|
Maja Munk graduated
from both Tufts University and The School of the Museum of Fine Arts in 1997. She
participated in the EPIIC year on The Future of Democracy and during the symposium
exhibited the photos that she had taken during a research trip to the Former Yugoslavia.
The house in the photograph above ("Woman in front of her home," 1996)
was destroyed by the Croation army.
"Although my original project had been to photograph people my own age, I became
much more interested in the older generation, those who had been children during
World War I, were adults and soldiers in World War II, and were once again experiencing
war in their last years.
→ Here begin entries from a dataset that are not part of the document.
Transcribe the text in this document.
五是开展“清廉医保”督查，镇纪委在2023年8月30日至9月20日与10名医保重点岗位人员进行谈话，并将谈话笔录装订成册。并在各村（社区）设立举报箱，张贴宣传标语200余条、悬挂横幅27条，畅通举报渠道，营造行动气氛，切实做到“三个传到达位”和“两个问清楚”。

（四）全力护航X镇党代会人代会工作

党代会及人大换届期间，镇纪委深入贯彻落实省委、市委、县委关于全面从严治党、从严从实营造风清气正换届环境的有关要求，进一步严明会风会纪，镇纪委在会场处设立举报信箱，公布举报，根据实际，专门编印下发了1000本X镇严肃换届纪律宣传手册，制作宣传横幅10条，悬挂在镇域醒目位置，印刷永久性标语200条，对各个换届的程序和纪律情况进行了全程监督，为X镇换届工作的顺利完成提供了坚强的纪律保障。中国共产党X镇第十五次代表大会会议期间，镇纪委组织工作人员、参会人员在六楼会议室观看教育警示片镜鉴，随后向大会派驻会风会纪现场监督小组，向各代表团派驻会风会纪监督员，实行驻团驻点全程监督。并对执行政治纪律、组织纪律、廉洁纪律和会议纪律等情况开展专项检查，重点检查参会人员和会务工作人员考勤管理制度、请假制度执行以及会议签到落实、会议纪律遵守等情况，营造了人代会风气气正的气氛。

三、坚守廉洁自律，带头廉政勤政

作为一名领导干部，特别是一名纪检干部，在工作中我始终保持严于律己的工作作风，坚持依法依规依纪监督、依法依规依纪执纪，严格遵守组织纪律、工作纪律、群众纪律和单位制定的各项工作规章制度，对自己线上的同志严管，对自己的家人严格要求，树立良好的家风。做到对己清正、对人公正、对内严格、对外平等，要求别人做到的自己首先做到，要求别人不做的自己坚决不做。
I was also interested in the minorities, who were for the
most part marginalized or ignored by the Western media, so I focused on Roma (Gypsies),
and on both Serbs and Croats living in the Krajina and Eastern Slavonia regions of
Croatia.
"While some of my projects were done independently, I mostly worked alongside
local human rights organizations. We would travel together, bringing food, other
necessities and forms (needed to gain citizenship, pensions, and other government
amenities) to isolated people, and investigating human rights abuses. "As universities
grow more and more segregated--economically, racially, and intellectually--EPIIC
has become a sanctuary for pluralism, a place where as long as you have done your
research and are prepared to debate, you can speak your mind. EPIIC has been a web
of support and a profound inspiration to me, a program which reminds all of us that
we, as young students, have a responsibility to strive for change."
EPIIC
has become a sanctuary for pluralism, a place where as long as you have done your
research and are prepared to debate, you can speak your mind.